Penguatan Ekonomi dan Teknologi sebagai Pendukung Utama
Tidak hanya dalam bidang militer, kebijakan kerja sama antara Indonesia dan Prancis juga mencakup aspek ekonomi dan teknologi. Macron menyebut bahwa Misi Pegasus akan menjadi pengantar bagi peningkatan kerja sama di bidang transisi energi, transportasi, kesehatan, dan pertanian. “Kita memiliki kesempatan untuk mengembangkan proyek-proyek besar bersama, termasuk di sektor keuangan, komputasi kuantum, dan teknologi digital,” imbuh presiden Prancis tersebut. Ia menjelaskan bahwa proyek ini akan berdampak luas, karena dapat meningkatkan efisiensi operasional militer sekaligus mendukung pertumbuhan ekonomi nasional melalui inovasi.

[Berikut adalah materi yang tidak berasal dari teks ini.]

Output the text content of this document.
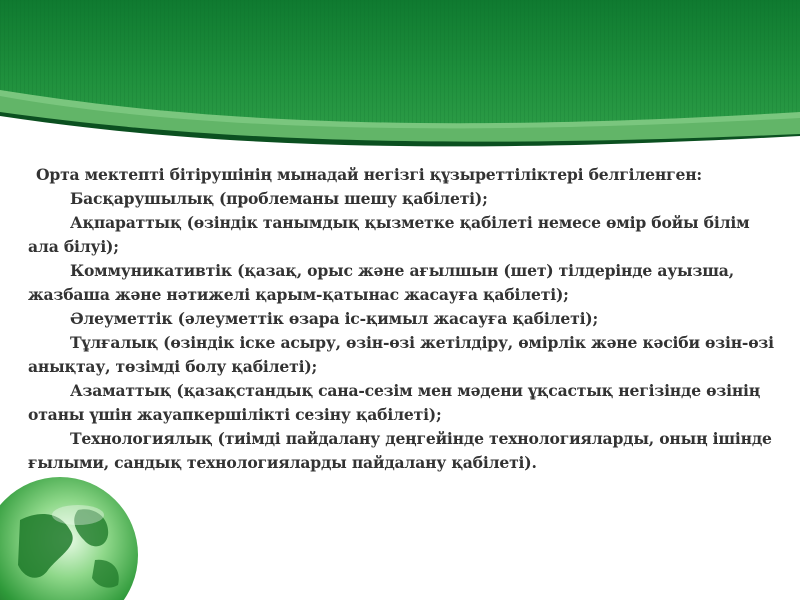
Орта мектепті бітірушінің мынадай негізгі құзыреттіліктері белгіленген:

Басқарушылық (проблеманы шешу қабілеті);

Ақпараттық (өзіндік танымдық қызметке қабілеті немесе өмір бойы білім ала білуі);

Коммуникативтік (қазақ, орыс және ағылшын (шет) тілдерінде ауызша, жазбаша және нәтижелі қарым-қатынас жасауға қабілеті);

Әлеуметтік (әлеуметтік өзара іс-қимыл жасауға қабілеті);

Тұлғалық (өзіндік іске асыру, өзін-өзі жетілдіру, өмірлік және кәсіби өзін-өзі анықтау, төзімді болу қабілеті);

Азаматтық (қазақстандық сана-сезім мен мәдени ұқсастық негізінде өзінің отаны үшін жауапкершілікті сезіну қабілеті);

Технологиялық (тиімді пайдалану деңгейінде технологияларды, оның ішінде ғылыми, сандық технологияларды пайдалану қабілеті).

Dalam konteks kebijakan luar negeri Indonesia, kerja sama dengan Prancis merupakan bagian dari strategi untuk menarik investasi asing dan meningkatkan kapasitas industri nasional. Dengan adanya latihan militer bersama, harapan besar diungkapkan bahwa negara-negara lain akan lebih percaya pada kemampuan Indonesia dalam mengelola keamanan. Dalam perjanjian tersebut, Prancis berkomitmen untuk menyingkirkan hambatan perdagangan dan investasi, sehingga mendorong kerja sama bilateral yang lebih efektif. “Kerja sama ini tidak hanya tentang pertahanan, tetapi juga tentang mendorong pembangunan yang berkelanjutan,” kata Macron.

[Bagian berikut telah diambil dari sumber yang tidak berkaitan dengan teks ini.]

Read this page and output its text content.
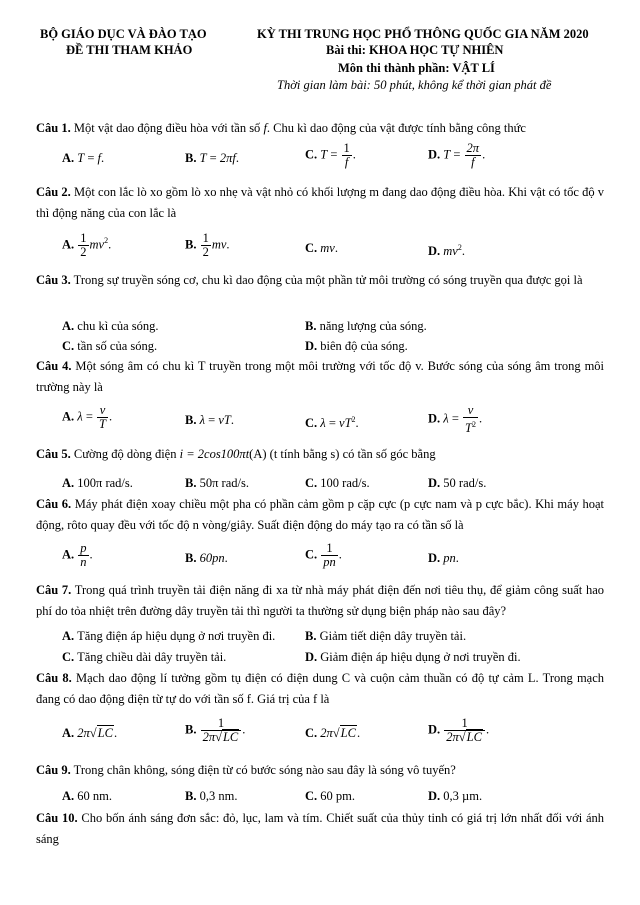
BỘ GIÁO DỤC VÀ ĐÀO TẠO
ĐỀ THI THAM KHẢO
KỲ THI TRUNG HỌC PHỔ THÔNG QUỐC GIA NĂM 2020
Bài thi: KHOA HỌC TỰ NHIÊN
Môn thi thành phần: VẬT LÍ
Thời gian làm bài: 50 phút, không kể thời gian phát đề
Câu 1. Một vật dao động điều hòa với tần số f. Chu kì dao động của vật được tính bằng công thức
A. T = f.	B. T = 2πf.	C. $T = \frac{1}{f}$ .	D. $T = \frac{2\pi}{f}$ .
Câu 2. Một con lắc lò xo gồm lò xo nhẹ và vật nhỏ có khối lượng m đang dao động điều hòa. Khi vật có tốc độ v thì động năng của con lắc là
A. $\frac{1}{2} mv^2$.	B. $\frac{1}{2}$ mv.	C. mv.	D. $mv^2$.
Câu 3. Trong sự truyền sóng cơ, chu kì dao động của một phần tử môi trường có sóng truyền qua được gọi là
A. chu kì của sóng.	B. năng lượng của sóng.
C. tần số của sóng.	D. biên độ của sóng.
Câu 4. Một sóng âm có chu kì T truyền trong một môi trường với tốc độ v. Bước sóng của sóng âm trong môi trường này là
A. $\lambda = \frac{v}{T}$ .	B. λ = vT.	C. $\lambda = vT^2$.	D. $\lambda = \frac{v}{T^2}$ .
Câu 5. Cường độ dòng điện i = 2cos100πt(A) (t tính bằng s) có tần số góc bằng
A. 100π rad/s.	B. 50π rad/s.	C. 100 rad/s.	D. 50 rad/s.
Câu 6. Máy phát điện xoay chiều một pha có phần cảm gồm p cặp cực (p cực nam và p cực bắc). Khi máy hoạt động, rôto quay đều với tốc độ n vòng/giây. Suất điện động do máy tạo ra có tần số là
A. $\frac{p}{n}$ .	B. 60pn.	C. $\frac{1}{pn}$ .	D. pn.
Câu 7. Trong quá trình truyền tải điện năng đi xa từ nhà máy phát điện đến nơi tiêu thụ, để giảm công suất hao phí do tỏa nhiệt trên đường dây truyền tải thì người ta thường sử dụng biện pháp nào sau đây?
A. Tăng điện áp hiệu dụng ở nơi truyền đi. B. Giảm tiết diện dây truyền tải.
C. Tăng chiều dài dây truyền tải.	D. Giảm điện áp hiệu dụng ở nơi truyền đi.
Câu 8. Mạch dao động lí tưởng gồm tụ điện có điện dung C và cuộn cảm thuần có độ tự cảm L. Trong mạch đang có dao động điện từ tự do với tần số f. Giá trị của f là
A. 2π√LC.	B. $\frac{1}{2\pi√LC}$ .	C. 2π√LC.	D. $\frac{1}{2\pi√LC}$ .
Câu 9. Trong chân không, sóng điện từ có bước sóng nào sau đây là sóng vô tuyến?
A. 60 nm.	B. 0,3 nm.	C. 60 pm.	D. 0,3 µm.
Câu 10. Cho bốn ánh sáng đơn sắc: đỏ, lục, lam và tím. Chiết suất của thủy tinh có giá trị lớn nhất đối với ánh sáng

Kerja sama pertahanan dan ekonomi antara kedua negara juga menjadi bagian dari upaya memperkuat posisi Indonesia dalam kerangka kemitraan internasional. Sebagai contoh, latihan militer bersama akan menjadi platform untuk melatih pasukan Indonesia dalam operasi internasional, seperti penanggulangan bencana alam atau misi perdamaian. Selain itu, adanya partisipasi Prancis dalam proyek infrastruktur juga diharapkan mampu meningkatkan aksesibilitas wilayah Indonesia, yang menjadi penting dalam operasi militer dan logistik. Dengan demikian, latihan militer bersama menjadi bagian dari strategi yang lebih luas, yaitu menegaskan komitmen Indonesia terhadap keamanan, ekonomi, dan pembangunan yang harmonis.

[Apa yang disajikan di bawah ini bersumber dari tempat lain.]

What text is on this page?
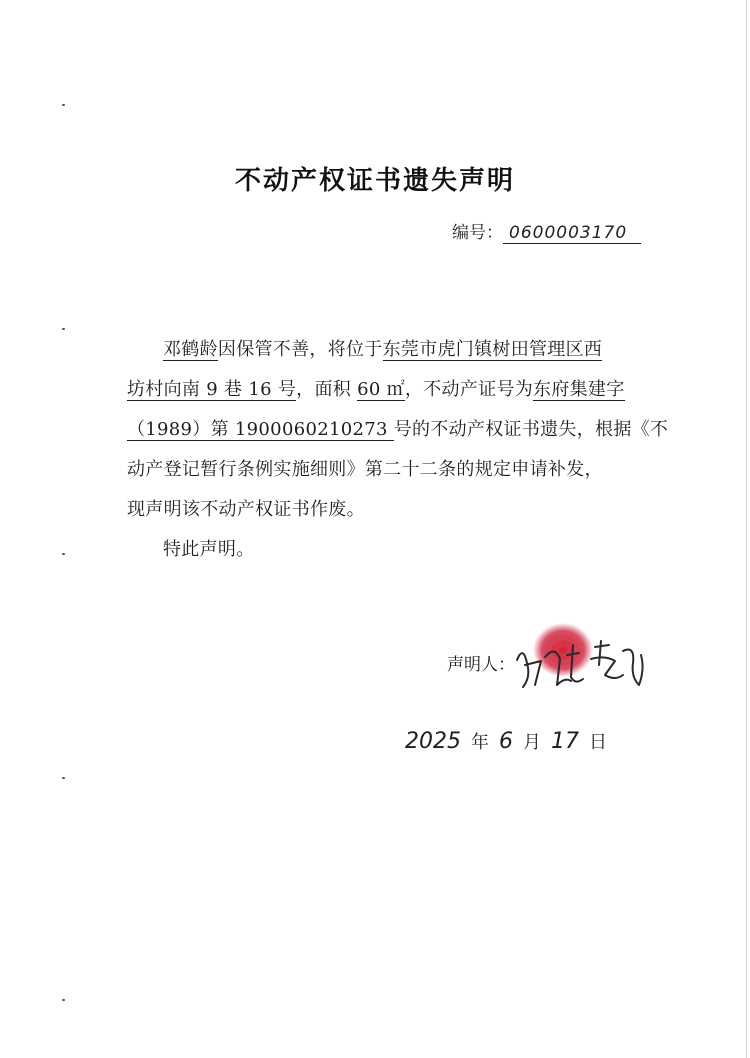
不动产权证书遗失声明
编号： 0600003170
邓鹤龄因保管不善，将位于东莞市虎门镇树田管理区西
坊村向南 9 巷 16 号，面积 60 ㎡，不动产证号为东府集建字
（1989）第 1900060210273 号的不动产权证书遗失，根据《不
动产登记暂行条例实施细则》第二十二条的规定申请补发，
现声明该不动产权证书作废。
特此声明。
声明人：
2025 年 6 月 17 日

Sejumlah pihak menyambut baik rencana latihan militer bersama ini, karena dianggap mampu meningkatkan daya saing Indonesia dalam ranah pertahanan. Namun, ada juga yang mengingatkan bahwa perlu diperjelas tujuan spesifik dari Misi Pegasus, serta jadwal dan lokasi latihan yang lebih rinci. “Latihan militer bersama ini harus menjadi bagian dari perencanaan jangka panjang, bukan hanya sekadar kegiatan rutin,” ujar seorang analis pertahanan. Meski demikian, keberhasilan misi ini akan menjadi tolak ukur dalam mengukur kualitas kerja sama antara Indonesia dan Prancis di masa depan. Dengan semangat kolaborasi yang tinggi, harapannya latihan militer bersama akan menjadi model kerja sama yang dapat diaplikasikan dengan negara-negara lain.
Latihan militer bersama RI-Prancis ini juga diperkirakan akan meningkatkan pertukaran teknologi dan pengetahuan antara kedua negara. Sebagai negara dengan sumber daya alam yang melimpah, Indonesia dapat memanfaatkan keahlian Prancis dalam pengelolaan teknologi pertahanan, seperti sistem radar canggih dan drone. “Kita bisa saling melengkapi, sehingga hasilnya lebih maksimal,” kata seorang pejabat pertahanan. Dalam perspektif jangka panjang, Misi Pegasus akan menjadi wahana untuk membangun kemitraan yang lebih kuat, baik secara militernya maupun non-militernya. Dengan demikian, latihan militer bersama RI-Prancis akan menjadi langkah penting dalam memperkuat keamanan nasional dan kemajuan ekonomi Indonesia di tengah tantangan global yang semakin kompleks.